For Woodbridge, those top five values were teamwork, accountability, integrity, learning, and respect. Results in hand, the team, at a December 2018 safety meeting, came up with the three areas they felt would most benefit from knowing team values—safety, excellence, and availability. These were promoted on the graphic, which then was posted in various locations around the site (conference room, control room, etc) as a reminder of what the team uses to guide and drive daily decision-making.
During the six safety meetings in 2019, each of the five values was singled out and discussed in detail. The discussions focused on explaining what each value truly means to plant personnel, how it applies to the work at hand, and in most cases, a group activity or survey in order to continue building a positive work climate. Surprisingly, the deep dives on team values proved the most beneficial and rewarding part of the process.

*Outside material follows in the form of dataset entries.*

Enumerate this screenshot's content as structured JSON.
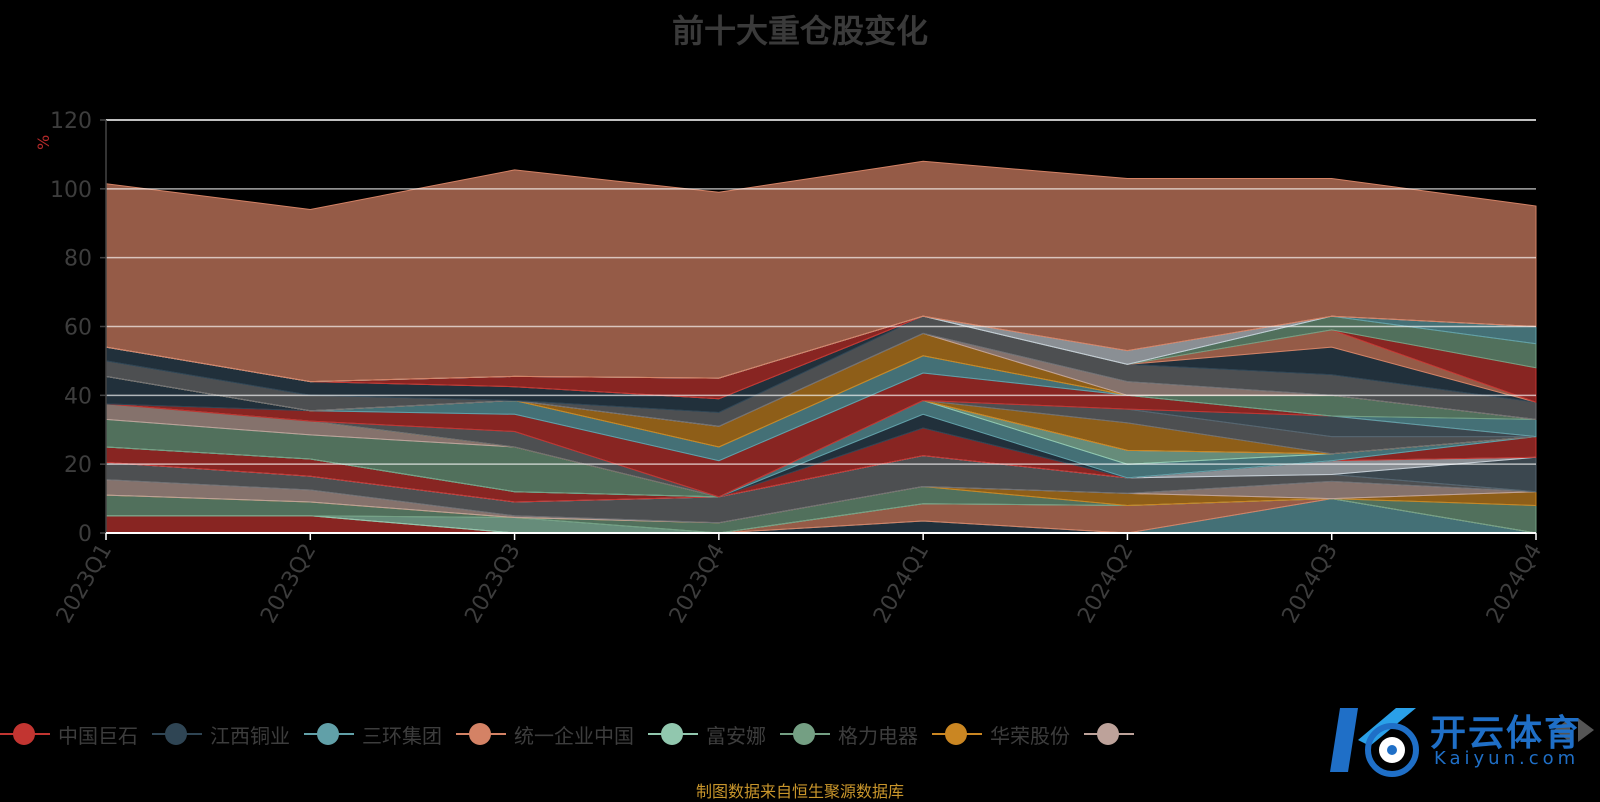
{
  "chart_data": {
    "type": "area",
    "title": "前十大重仓股变化",
    "ylabel": "%",
    "ylim": [
      0,
      120
    ],
    "yticks": [
      "0",
      "20",
      "40",
      "60",
      "80",
      "100",
      "120"
    ],
    "categories": [
      "2023Q1",
      "2023Q2",
      "2023Q3",
      "2023Q4",
      "2024Q1",
      "2024Q2",
      "2024Q3",
      "2024Q4"
    ],
    "stacked": true,
    "grid": true,
    "legend_position": "bottom",
    "series": [
      {
        "name": "中国巨石",
        "color": "#c23531",
        "values": [
          5,
          5,
          0,
          0,
          0,
          0,
          0,
          0
        ]
      },
      {
        "name": "江西铜业",
        "color": "#2f4554",
        "values": [
          0,
          0,
          0,
          0,
          3.5,
          0,
          0,
          0
        ]
      },
      {
        "name": "三环集团",
        "color": "#61a0a8",
        "values": [
          0,
          0,
          0,
          0,
          0,
          0,
          10,
          0
        ]
      },
      {
        "name": "统一企业中国",
        "color": "#d48265",
        "values": [
          0,
          0,
          0,
          0,
          5,
          8,
          0,
          0
        ]
      },
      {
        "name": "富安娜",
        "color": "#91c7ae",
        "values": [
          0,
          0,
          4.5,
          0,
          0,
          0,
          0,
          0
        ]
      },
      {
        "name": "格力电器",
        "color": "#749f83",
        "values": [
          6,
          4,
          0,
          3,
          5,
          0,
          0,
          8
        ]
      },
      {
        "name": "华荣股份",
        "color": "#ca8622",
        "values": [
          0,
          0,
          0,
          0,
          0,
          3.5,
          0,
          4
        ]
      },
      {
        "name": "",
        "color": "#bda29a",
        "values": [
          4.5,
          3.5,
          0.5,
          0,
          0,
          0,
          5,
          0
        ]
      },
      {
        "name": "",
        "color": "#6e7074",
        "values": [
          5,
          4,
          4,
          7.5,
          9,
          4.5,
          2,
          0
        ]
      },
      {
        "name": "",
        "color": "#546570",
        "values": [
          0,
          0,
          0,
          0,
          0,
          0,
          0,
          10
        ]
      },
      {
        "name": "",
        "color": "#c4ccd3",
        "values": [
          0,
          0,
          0,
          0,
          0,
          0,
          4,
          0
        ]
      },
      {
        "name": "",
        "color": "#c23531",
        "values": [
          4.5,
          5,
          3,
          0,
          8,
          0,
          0,
          6
        ]
      },
      {
        "name": "",
        "color": "#2f4554",
        "values": [
          0,
          0,
          0,
          0,
          4,
          0,
          0,
          0
        ]
      },
      {
        "name": "",
        "color": "#61a0a8",
        "values": [
          0,
          0,
          0,
          0,
          4,
          4,
          2,
          0
        ]
      },
      {
        "name": "",
        "color": "#91c7ae",
        "values": [
          0,
          0,
          0,
          0,
          0,
          4,
          0,
          0
        ]
      },
      {
        "name": "",
        "color": "#749f83",
        "values": [
          8,
          7,
          13,
          0,
          0,
          0,
          0,
          0
        ]
      },
      {
        "name": "",
        "color": "#bda29a",
        "values": [
          4.5,
          4,
          0,
          0,
          0,
          0,
          0,
          0
        ]
      },
      {
        "name": "",
        "color": "#ca8622",
        "values": [
          0,
          0,
          0,
          0,
          0,
          8,
          0,
          0
        ]
      },
      {
        "name": "",
        "color": "#6e7074",
        "values": [
          0,
          0,
          4.5,
          0,
          0,
          4,
          5,
          0
        ]
      },
      {
        "name": "",
        "color": "#546570",
        "values": [
          0,
          0,
          0,
          0,
          0,
          0,
          6,
          0
        ]
      },
      {
        "name": "",
        "color": "#c23531",
        "values": [
          0,
          3,
          5,
          10.5,
          8,
          4,
          0,
          0
        ]
      },
      {
        "name": "",
        "color": "#2f4554",
        "values": [
          8,
          0,
          0,
          0,
          0,
          0,
          0,
          0
        ]
      },
      {
        "name": "",
        "color": "#61a0a8",
        "values": [
          0,
          0,
          4,
          4,
          5,
          0,
          0,
          5
        ]
      },
      {
        "name": "",
        "color": "#749f83",
        "values": [
          0,
          0,
          0,
          0,
          0,
          0,
          6,
          0
        ]
      },
      {
        "name": "",
        "color": "#ca8622",
        "values": [
          0,
          0,
          0,
          6,
          6.5,
          0,
          0,
          0
        ]
      },
      {
        "name": "",
        "color": "#bda29a",
        "values": [
          0,
          0,
          0,
          0,
          0,
          4,
          0,
          0
        ]
      },
      {
        "name": "",
        "color": "#6e7074",
        "values": [
          4.5,
          4.5,
          0,
          4,
          5,
          5,
          6,
          5
        ]
      },
      {
        "name": "",
        "color": "#2f4554",
        "values": [
          4,
          4,
          4,
          4,
          0,
          0,
          8,
          0
        ]
      },
      {
        "name": "",
        "color": "#d48265",
        "values": [
          0,
          0,
          0,
          0,
          0,
          0,
          5,
          0
        ]
      },
      {
        "name": "",
        "color": "#c23531",
        "values": [
          0,
          0,
          3,
          6,
          0,
          0,
          0,
          10
        ]
      },
      {
        "name": "",
        "color": "#749f83",
        "values": [
          0,
          0,
          0,
          0,
          0,
          0,
          4,
          7
        ]
      },
      {
        "name": "",
        "color": "#61a0a8",
        "values": [
          0,
          0,
          0,
          0,
          0,
          0,
          0,
          5
        ]
      },
      {
        "name": "",
        "color": "#c4ccd3",
        "values": [
          0,
          0,
          0,
          0,
          0,
          4,
          0,
          0
        ]
      },
      {
        "name": "",
        "color": "#d48265",
        "values": [
          47.5,
          50,
          60,
          54,
          45,
          50,
          40,
          35
        ]
      }
    ]
  },
  "legend": {
    "items": [
      {
        "label": "中国巨石",
        "color": "#c23531"
      },
      {
        "label": "江西铜业",
        "color": "#2f4554"
      },
      {
        "label": "三环集团",
        "color": "#61a0a8"
      },
      {
        "label": "统一企业中国",
        "color": "#d48265"
      },
      {
        "label": "富安娜",
        "color": "#91c7ae"
      },
      {
        "label": "格力电器",
        "color": "#749f83"
      },
      {
        "label": "华荣股份",
        "color": "#ca8622"
      },
      {
        "label": "",
        "color": "#bda29a"
      }
    ]
  },
  "source_note": "制图数据来自恒生聚源数据库",
  "watermark": {
    "title": "开云体育",
    "subtitle": "Kaiyun.com"
  }
}
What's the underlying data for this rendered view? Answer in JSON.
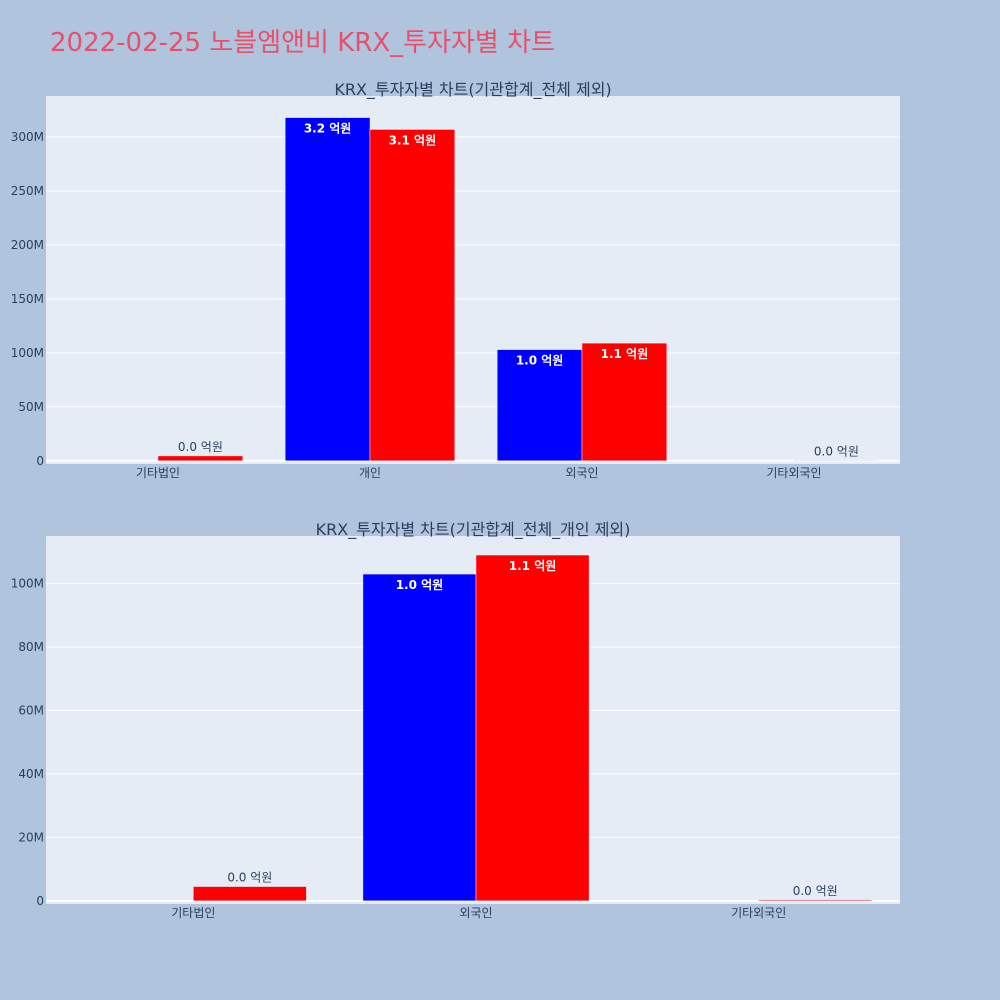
{
  "title": "2022-02-25 노블엠앤비 KRX_투자자별 차트",
  "colors": {
    "page_bg": "#b0c4de",
    "plot_bg": "#e5ecf6",
    "title": "#e8506a",
    "series_a": "#0000ff",
    "series_b": "#ff0000"
  },
  "chart_data": [
    {
      "type": "bar",
      "title": "KRX_투자자별 차트(기관합계_전체 제외)",
      "categories": [
        "기타법인",
        "개인",
        "외국인",
        "기타외국인"
      ],
      "ylim": [
        -3000000,
        338000000
      ],
      "yticks": [
        0,
        50000000,
        100000000,
        150000000,
        200000000,
        250000000,
        300000000
      ],
      "ytick_labels": [
        "0",
        "50M",
        "100M",
        "150M",
        "200M",
        "250M",
        "300M"
      ],
      "grid": true,
      "legend": "none",
      "series": [
        {
          "color": "#0000ff",
          "values": [
            0,
            318000000,
            103000000,
            0
          ],
          "labels": [
            "",
            "3.2 억원",
            "1.0 억원",
            ""
          ]
        },
        {
          "color": "#ff0000",
          "values": [
            4500000,
            307000000,
            109000000,
            300000
          ],
          "labels": [
            "0.0 억원",
            "3.1 억원",
            "1.1 억원",
            "0.0 억원"
          ]
        }
      ]
    },
    {
      "type": "bar",
      "title": "KRX_투자자별 차트(기관합계_전체_개인 제외)",
      "categories": [
        "기타법인",
        "외국인",
        "기타외국인"
      ],
      "ylim": [
        -1000000,
        115000000
      ],
      "yticks": [
        0,
        20000000,
        40000000,
        60000000,
        80000000,
        100000000
      ],
      "ytick_labels": [
        "0",
        "20M",
        "40M",
        "60M",
        "80M",
        "100M"
      ],
      "grid": true,
      "legend": "none",
      "series": [
        {
          "color": "#0000ff",
          "values": [
            0,
            103000000,
            0
          ],
          "labels": [
            "",
            "1.0 억원",
            ""
          ]
        },
        {
          "color": "#ff0000",
          "values": [
            4500000,
            109000000,
            300000
          ],
          "labels": [
            "0.0 억원",
            "1.1 억원",
            "0.0 억원"
          ]
        }
      ]
    }
  ]
}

This was particularly evident during the February 2019 meeting where the value of learning was highlighted. Prior to the meeting, plant personnel were given a 70-question Learning Styles Survey and asked to answer each question from 0 (not like me) to 2 (exactly like me). Survey results were averaged across all 22 team members to create a radar plot showing how the team learns best. Using this information, management was able to cater to the remaining values discussions in a way that would be the most beneficial to employees.
The learning-styles assessment allowed development of a teamwork exercise that encompassed the styles of all members. These learning styles were taken into consideration when creating future training programs for the full plant staff. This personalized approach to the values discussions, safety meetings, and training in general continued on through the remainder of 2019. It culminated in a year-end values survey to reflect on how this experience improved staff morale while creating a sense of ownership.
After the values assessment on learning styles, it was possible to plan training for the remainder of the year that best met the needs of the plant staff. This intentional planning led to more successful training and higher concept retention.